La réduction des risques
Au Plitz, le programme ZIPP-Aids (Zürcher Interventions-Pilot Projekt gegen Aids) incarnera cette nouvelle approche. Pensée spécifiquement pour diminuer les infections VIH, les autorités vont commencer à distribuer massivement du matériel de consommation stérile.
L’année 1991 représentera un pic avec 3 340 369 de kits d’injection distribués, représentant une moyenne quotidienne de 9151 kits. Le Platzspitz sera évacué en 1992, déplaçant le problème dans un autre parc, le Letten, lui-même évacué en 1995.
Les usager·ères elles·eux ne disparaitront pas pour autant et se retrouveront encore plus isolé·es après la fermeture des scènes ouvertes. Depuis lors, divers espaces de consommation sécurisés (ECS) ont ouvert leurs portes et offrent des conditions dignes et sanitaires aux consommateur·ices qui n’ont pas de logements, tel Quai 9 à Genève ou l’ECS du passage à Lausanne.

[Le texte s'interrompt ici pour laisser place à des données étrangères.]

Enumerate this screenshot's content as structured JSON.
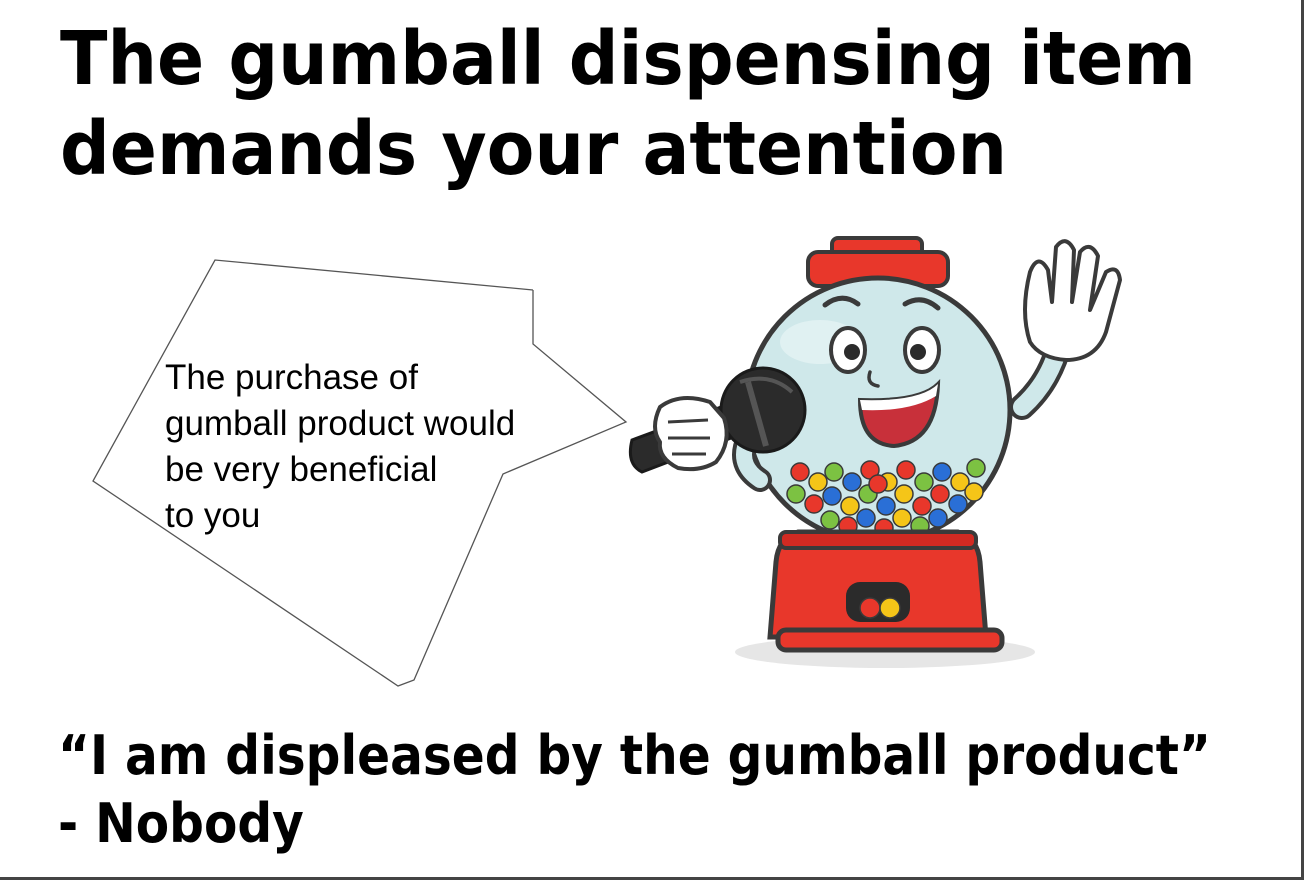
{
  "slide": {
    "title_lines": [
      "The gumball dispensing item",
      "demands your attention"
    ],
    "speech_bubble_lines": [
      "The purchase of",
      "gumball product would",
      "be very beneficial",
      "to you"
    ],
    "quote_lines": [
      "“I am displeased by the gumball product”",
      "- Nobody"
    ],
    "illustration": {
      "icon": "gumball-machine-mascot-with-microphone",
      "colors": {
        "machine_red": "#e8372b",
        "globe": "#cfe8ea",
        "outline": "#3a3a3a",
        "mic": "#2b2b2b"
      }
    }
  }
}
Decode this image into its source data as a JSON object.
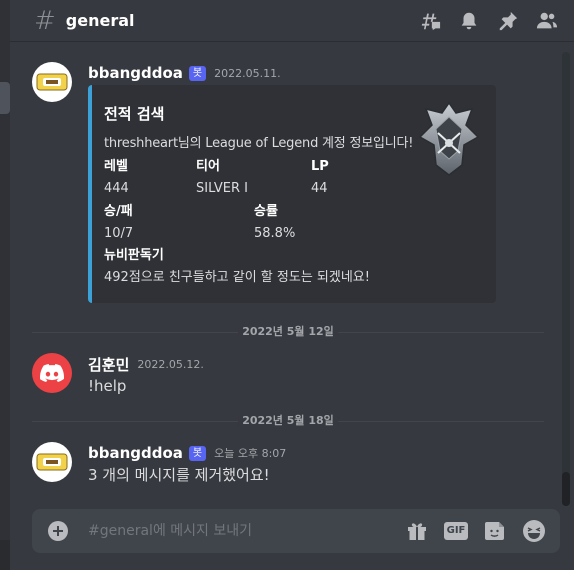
{
  "header": {
    "channel_name": "general",
    "icons": [
      "threads-icon",
      "bell-icon",
      "pin-icon",
      "members-icon"
    ]
  },
  "messages": [
    {
      "username": "bbangddoa",
      "bot_tag": "봇",
      "timestamp": "2022.05.11.",
      "embed": {
        "title": "전적 검색",
        "description": "threshheart님의 League of Legend 계정 정보입니다!",
        "fields": [
          {
            "name": "레벨",
            "value": "444"
          },
          {
            "name": "티어",
            "value": "SILVER I"
          },
          {
            "name": "LP",
            "value": "44"
          },
          {
            "name": "승/패",
            "value": "10/7"
          },
          {
            "name": "승률",
            "value": "58.8%"
          },
          {
            "name": "뉴비판독기",
            "value": "492점으로 친구들하고 같이 할 정도는 되겠네요!"
          }
        ],
        "accent_color": "#3ba1d6"
      }
    },
    {
      "username": "김훈민",
      "timestamp": "2022.05.12.",
      "text": "!help"
    },
    {
      "username": "bbangddoa",
      "bot_tag": "봇",
      "timestamp": "오늘 오후 8:07",
      "text": "3 개의 메시지를 제거했어요!"
    }
  ],
  "dividers": [
    "2022년 5월 12일",
    "2022년 5월 18일"
  ],
  "input": {
    "placeholder": "#general에 메시지 보내기",
    "gif_label": "GIF"
  },
  "colors": {
    "background": "#36393f",
    "embed_background": "#2f3136",
    "bot_tag": "#5865f2",
    "discord_red": "#ed4245"
  }
}
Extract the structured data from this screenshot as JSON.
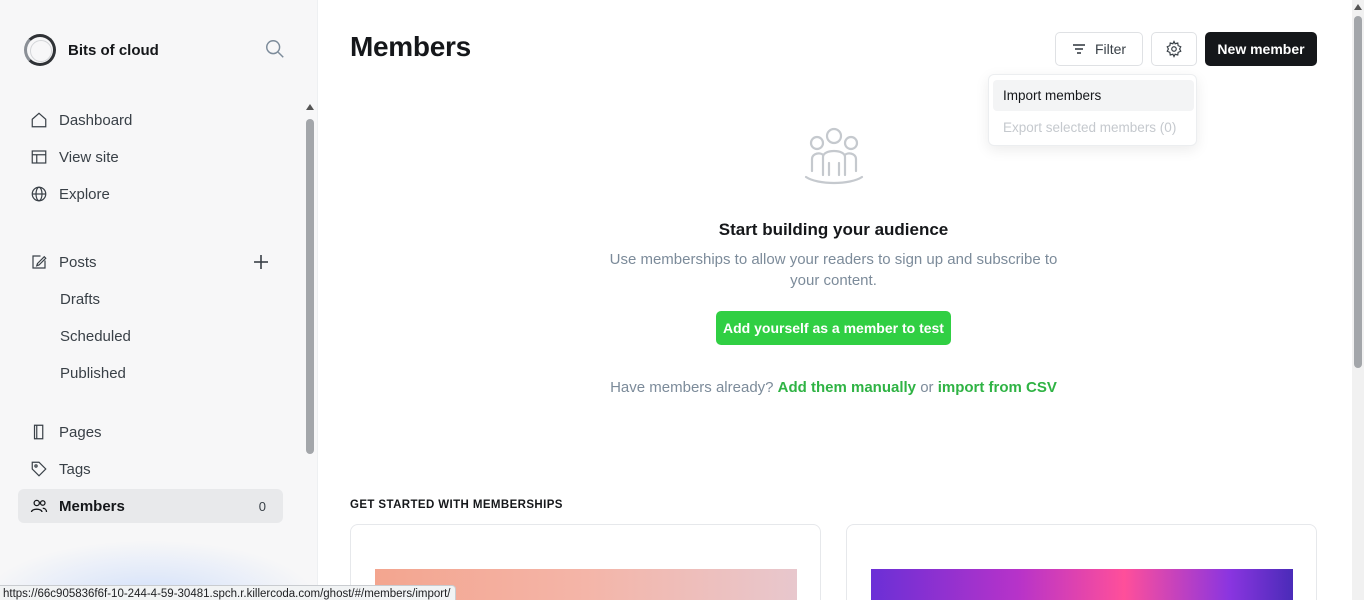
{
  "sidebar": {
    "brand_name": "Bits of cloud",
    "items": [
      {
        "label": "Dashboard",
        "icon": "home-icon"
      },
      {
        "label": "View site",
        "icon": "layout-icon"
      },
      {
        "label": "Explore",
        "icon": "globe-icon"
      },
      {
        "label": "Posts",
        "icon": "edit-icon"
      },
      {
        "label": "Drafts"
      },
      {
        "label": "Scheduled"
      },
      {
        "label": "Published"
      },
      {
        "label": "Pages",
        "icon": "page-icon"
      },
      {
        "label": "Tags",
        "icon": "tag-icon"
      },
      {
        "label": "Members",
        "icon": "members-icon",
        "count": "0",
        "active": true
      }
    ]
  },
  "header": {
    "title": "Members",
    "filter_label": "Filter",
    "new_member_label": "New member"
  },
  "dropdown": {
    "import_label": "Import members",
    "export_label": "Export selected members (0)"
  },
  "empty_state": {
    "title": "Start building your audience",
    "description": "Use memberships to allow your readers to sign up and subscribe to your content.",
    "cta_label": "Add yourself as a member to test",
    "already_prefix": "Have members already?",
    "add_manually": "Add them manually",
    "or": "or",
    "import_csv": "import from CSV"
  },
  "get_started": {
    "label": "GET STARTED WITH MEMBERSHIPS"
  },
  "status_bar": {
    "url": "https://66c905836f6f-10-244-4-59-30481.spch.r.killercoda.com/ghost/#/members/import/"
  },
  "colors": {
    "accent_green": "#30cf43",
    "link_green": "#2fb344",
    "primary_dark": "#15171a"
  }
}
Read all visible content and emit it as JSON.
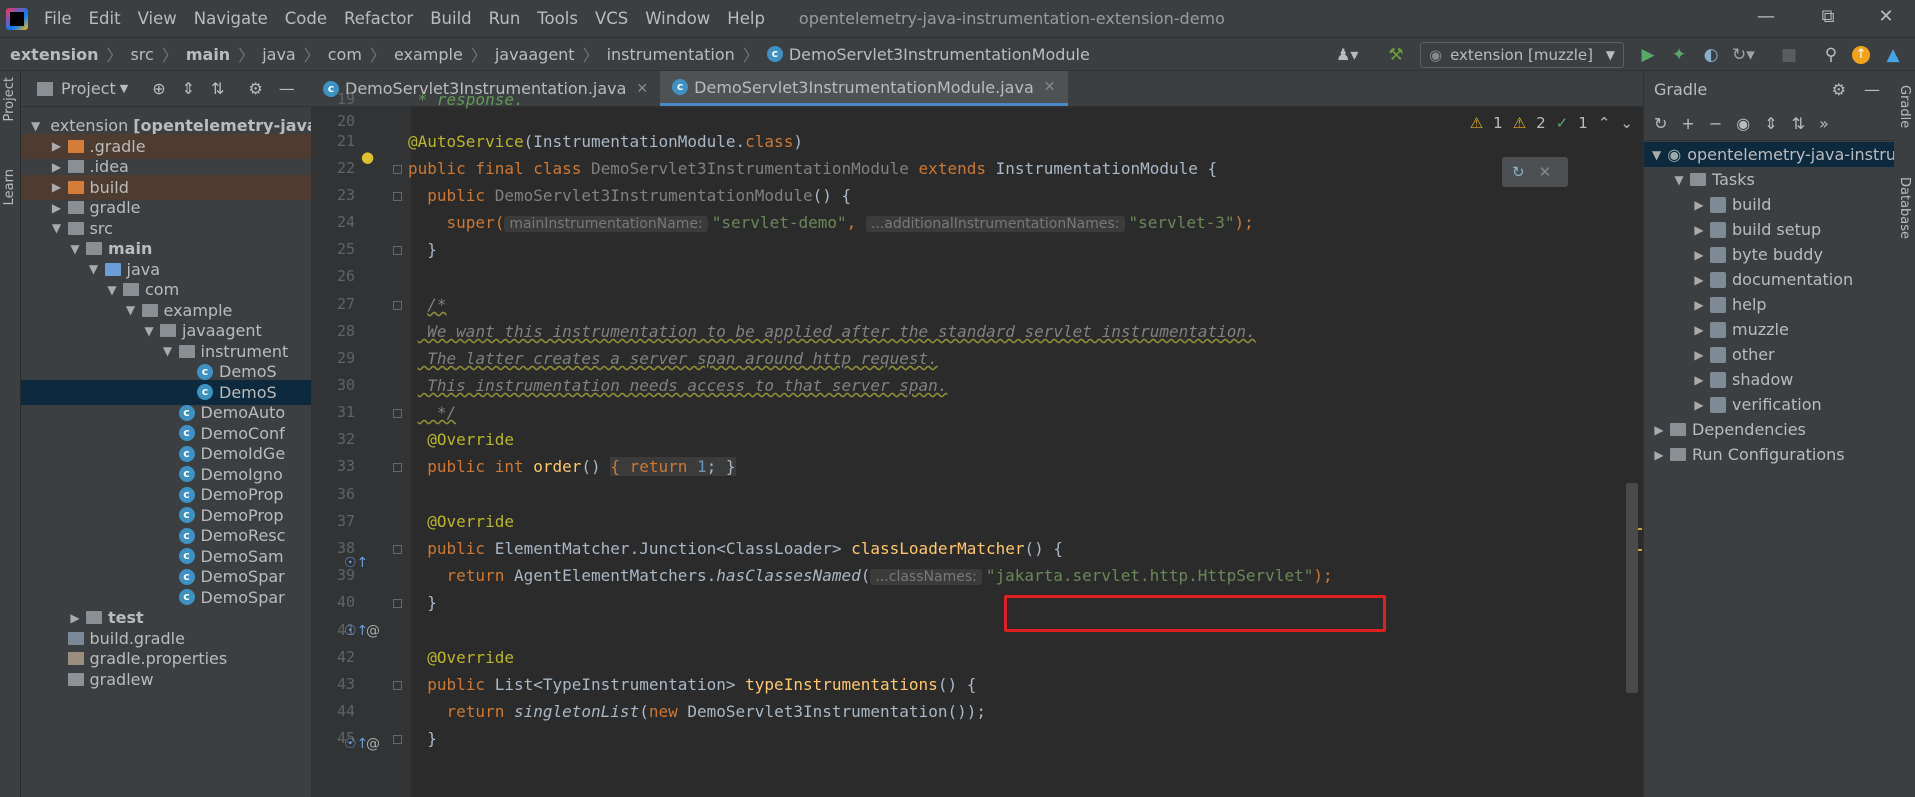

La RDR ne se limite néanmoins pas à la distribution et recouvre également l’offre de traitements de substitution ainsi que le drug checking, touchant différents types de populations consommatrices. Ces divers services publics d’urgences ont été et restent un succès, réduisant massivement le nombre d’infections VIH, la criminalité liée à la consommation et les morts par overdose, tout en permettant de créer du lien avec les usager·es et d’aider celles et ceux qui souhaitent arrêter leur consommation.
Néanmoins, la RDR manque aujourd’hui de moyens face à une population consommatrice qui grandit proportionnellement à la précarité générale. En témoignent la fermeture de Quai 9 l’été passé aux fumeur·ses de crack, faute d’espace pour pouvoir accueillir cette population et aux nombreux épisodes d’injections en rue documentés à Lausanne. C’est là que se joue également une difficulté pour la RDR, puisque tant qu’elle effectue bien son travail, personne ne le remarque, mais lorsque la consommation de drogues gagne en visibilité, on la critique alors qu’elle nécessite plus de moyens.
C’est l’aspect répressif, beaucoup plus visible, qui obtient des fonds quand bien même il ne sert strictement à rien, si ce n’est à repousser loin des regards la consommation.